What's the difference between this and the Xpert test they compared it against?

Model

Xpert MTB/RIF Ultra is the current gold standard, but it requires electricity, a stable power supply, and trained lab technicians. It's centralized. MiniDock is battery-operated and designed for clinics and health posts. You don't need a laboratory. That's the whole point.

Inventor

The study says drug-resistance testing still needs work. How urgent is that?

Model

Very. If you diagnose someone with TB but can't tell whether their strain is drug-resistant, you might start them on standard treatment that won't work. That wastes time and breeds more resistance. The device detects TB, but it doesn't yet tell you which drugs will kill it.

Inventor

Why did TB prevalence vary so much—from 4.8% in India to 28% in Nigeria?

Model

Different countries have different disease burdens and different populations in the study. Nigeria's sites may have enrolled sicker people, or the TB burden there is simply higher.
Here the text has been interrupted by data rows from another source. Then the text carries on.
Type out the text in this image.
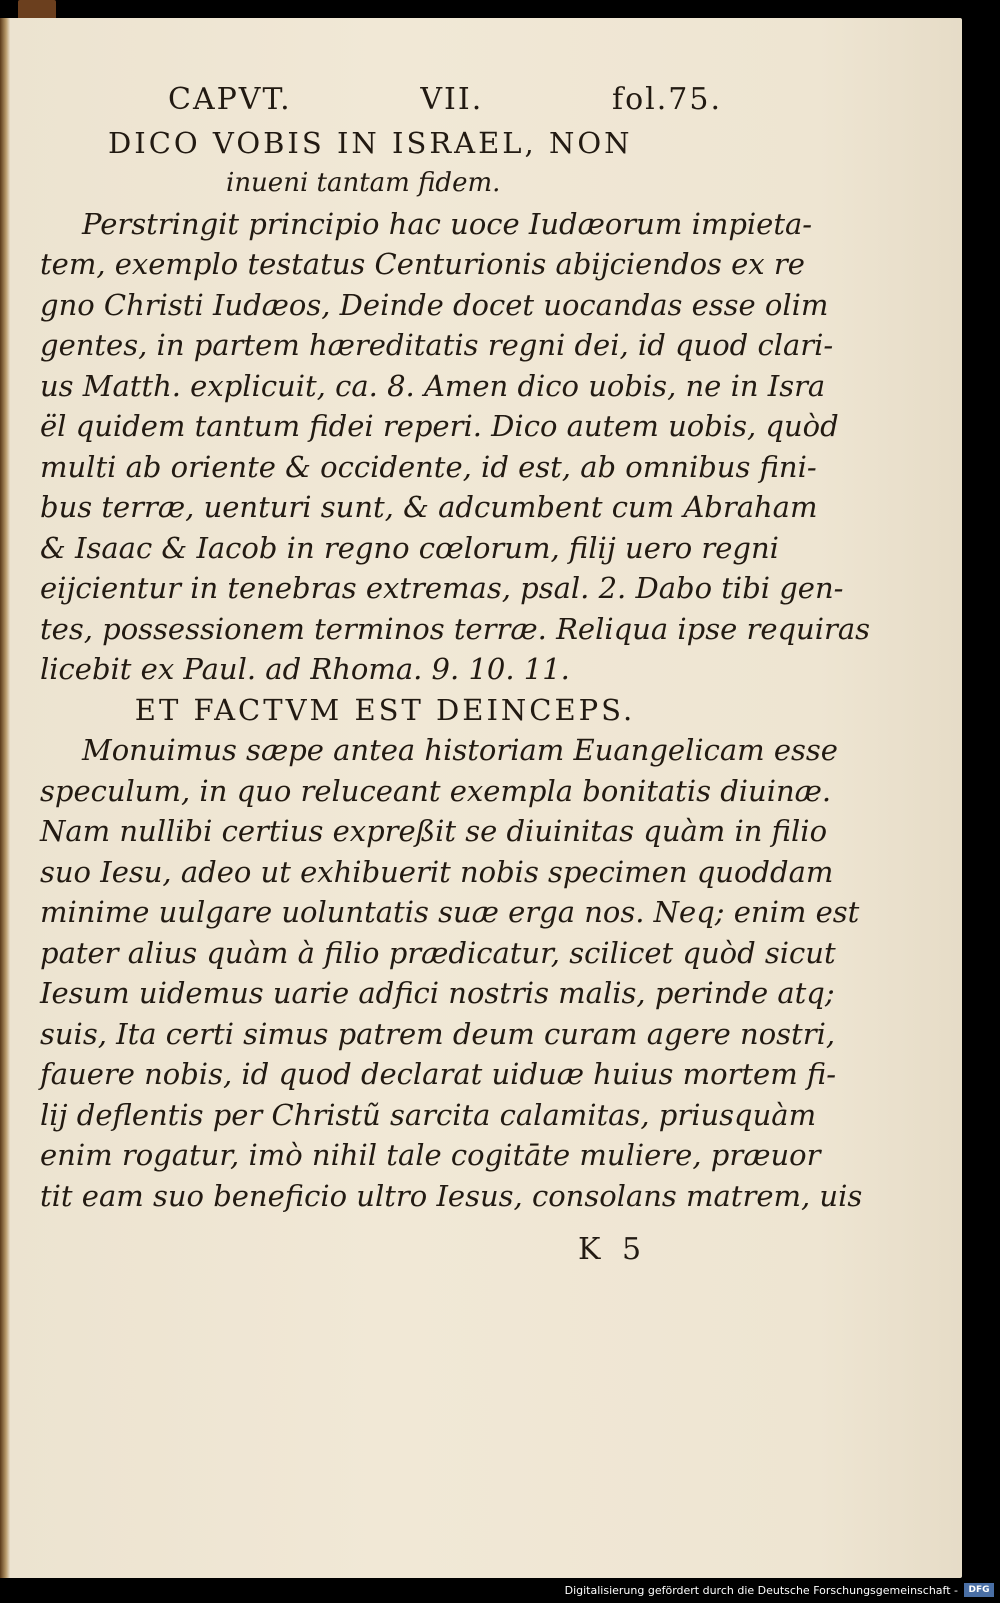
CAPVT.	VII.	fol.75.
DICO VOBIS IN ISRAEL, NON
inueni tantam fidem.
Perstringit principio hac uoce Iudæorum impieta-
tem, exemplo testatus Centurionis abijciendos ex re
gno Christi Iudæos, Deinde docet uocandas esse olim
gentes, in partem hæreditatis regni dei, id quod clari-
us Matth. explicuit, ca. 8. Amen dico uobis, ne in Isra
ël quidem tantum fidei reperi. Dico autem uobis, quòd
multi ab oriente & occidente, id est, ab omnibus fini-
bus terræ, uenturi sunt, & adcumbent cum Abraham
& Isaac & Iacob in regno cœlorum, filij uero regni
eijcientur in tenebras extremas, psal. 2. Dabo tibi gen-
tes, possessionem terminos terræ. Reliqua ipse requiras
licebit ex Paul. ad Rhoma. 9. 10. 11.
ET FACTVM EST DEINCEPS.
Monuimus sæpe antea historiam Euangelicam esse
speculum, in quo reluceant exempla bonitatis diuinæ.
Nam nullibi certius expreßit se diuinitas quàm in filio
suo Iesu, adeo ut exhibuerit nobis specimen quoddam
minime uulgare uoluntatis suæ erga nos. Neq; enim est
pater alius quàm à filio prædicatur, scilicet quòd sicut
Iesum uidemus uarie adfici nostris malis, perinde atq;
suis, Ita certi simus patrem deum curam agere nostri,
fauere nobis, id quod declarat uiduæ huius mortem fi-
lij deflentis per Christũ sarcita calamitas, priusquàm
enim rogatur, imò nihil tale cogitāte muliere, præuor
tit eam suo beneficio ultro Iesus, consolans matrem, uis
K 5
Digitalisierung gefördert durch die Deutsche Forschungsgemeinschaft -	DFG
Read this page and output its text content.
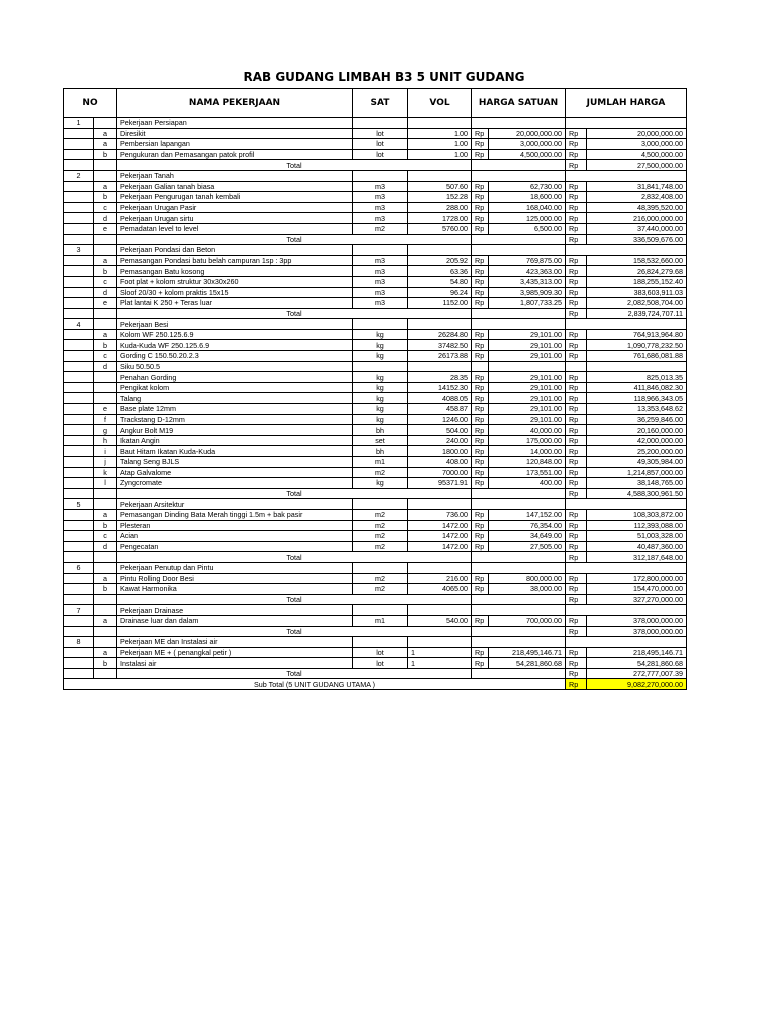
RAB GUDANG LIMBAH B3 5 UNIT GUDANG
NO		NAMA PEKERJAAN	SAT	VOL	HARGA SATUAN		JUMLAH HARGA	
1		Pekerjaan Persiapan						
	a	Diresikit	lot	1.00	Rp	20,000,000.00	Rp	20,000,000.00
	a	Pembersian lapangan	lot	1.00	Rp	3,000,000.00	Rp	3,000,000.00
	b	Pengukuran dan Pemasangan patok profil	lot	1.00	Rp	4,500,000.00	Rp	4,500,000.00
		Total					Rp	27,500,000.00
2		Pekerjaan Tanah						
	a	Pekerjaan Galian tanah biasa	m3	507.60	Rp	62,730.00	Rp	31,841,748.00
	b	Pekerjaan Pengurugan tanah kembali	m3	152.28	Rp	18,600.00	Rp	2,832,408.00
	c	Pekerjaan Urugan Pasir	m3	288.00	Rp	168,040.00	Rp	48,395,520.00
	d	Pekerjaan Urugan sirtu	m3	1728.00	Rp	125,000.00	Rp	216,000,000.00
	e	Pemadatan level to level	m2	5760.00	Rp	6,500.00	Rp	37,440,000.00
		Total					Rp	336,509,676.00
3		Pekerjaan Pondasi dan Beton						
	a	Pemasangan Pondasi batu belah campuran 1sp : 3pp	m3	205.92	Rp	769,875.00	Rp	158,532,660.00
	b	Pemasangan Batu kosong	m3	63.36	Rp	423,363.00	Rp	26,824,279.68
	c	Foot plat + kolom struktur 30x30x260	m3	54.80	Rp	3,435,313.00	Rp	188,255,152.40
	d	Sloof 20/30 + kolom praktis 15x15	m3	96.24	Rp	3,985,909.30	Rp	383,603,911.03
	e	Plat lantai K 250 + Teras luar	m3	1152.00	Rp	1,807,733.25	Rp	2,082,508,704.00
		Total					Rp	2,839,724,707.11
4		Pekerjaan Besi						
	a	Kolom WF 250.125.6.9	kg	26284.80	Rp	29,101.00	Rp	764,913,964.80
	b	Kuda-Kuda WF 250.125.6.9	kg	37482.50	Rp	29,101.00	Rp	1,090,778,232.50
	c	Gording C 150.50.20.2.3	kg	26173.88	Rp	29,101.00	Rp	761,686,081.88
	d	Siku 50.50.5						
		Penahan Gording	kg	28.35	Rp	29,101.00	Rp	825,013.35
		Pengikat kolom	kg	14152.30	Rp	29,101.00	Rp	411,846,082.30
		Talang	kg	4088.05	Rp	29,101.00	Rp	118,966,343.05
	e	Base plate 12mm	kg	458.87	Rp	29,101.00	Rp	13,353,648.62
	f	Trackstang D-12mm	kg	1246.00	Rp	29,101.00	Rp	36,259,846.00
	g	Angkur Bolt M19	bh	504.00	Rp	40,000.00	Rp	20,160,000.00
	h	Ikatan Angin	set	240.00	Rp	175,000.00	Rp	42,000,000.00
	i	Baut Hitam Ikatan Kuda-Kuda	bh	1800.00	Rp	14,000.00	Rp	25,200,000.00
	j	Talang Seng BJLS	m1	408.00	Rp	120,848.00	Rp	49,305,984.00
	k	Atap Galvalome	m2	7000.00	Rp	173,551.00	Rp	1,214,857,000.00
	l	Zyngcromate	kg	95371.91	Rp	400.00	Rp	38,148,765.00
		Total					Rp	4,588,300,961.50
5		Pekerjaan Arsitektur						
	a	Pemasangan Dinding Bata Merah tinggi 1.5m + bak pasir	m2	736.00	Rp	147,152.00	Rp	108,303,872.00
	b	Plesteran	m2	1472.00	Rp	76,354.00	Rp	112,393,088.00
	c	Acian	m2	1472.00	Rp	34,649.00	Rp	51,003,328.00
	d	Pengecatan	m2	1472.00	Rp	27,505.00	Rp	40,487,360.00
		Total					Rp	312,187,648.00
6		Pekerjaan Penutup dan Pintu						
	a	Pintu Rolling Door Besi	m2	216.00	Rp	800,000.00	Rp	172,800,000.00
	b	Kawat Harmonika	m2	4065.00	Rp	38,000.00	Rp	154,470,000.00
		Total					Rp	327,270,000.00
7		Pekerjaan Drainase						
	a	Drainase luar dan dalam	m1	540.00	Rp	700,000.00	Rp	378,000,000.00
		Total					Rp	378,000,000.00
8		Pekerjaan ME dan Instalasi air						
	a	Pekerjaan ME + ( penangkal petir )	lot	1	Rp	218,495,146.71	Rp	218,495,146.71
	b	Instalasi air	lot	1	Rp	54,281,860.68	Rp	54,281,860.68
		Total					Rp	272,777,007.39
Sub Total (5 UNIT GUDANG UTAMA )							Rp	9,082,270,000.00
The point is the device worked across all of them, in different epidemiological contexts.

Inventor

If 94% of healthcare workers found it acceptable, what's holding back deployment?

Model

Proof of concept in a trial is different from rolling it out across a country. You need supply chains, training programs, quality assurance, integration with existing TB programs. You need to know it works when it's not being watched by researchers. That's the next phase.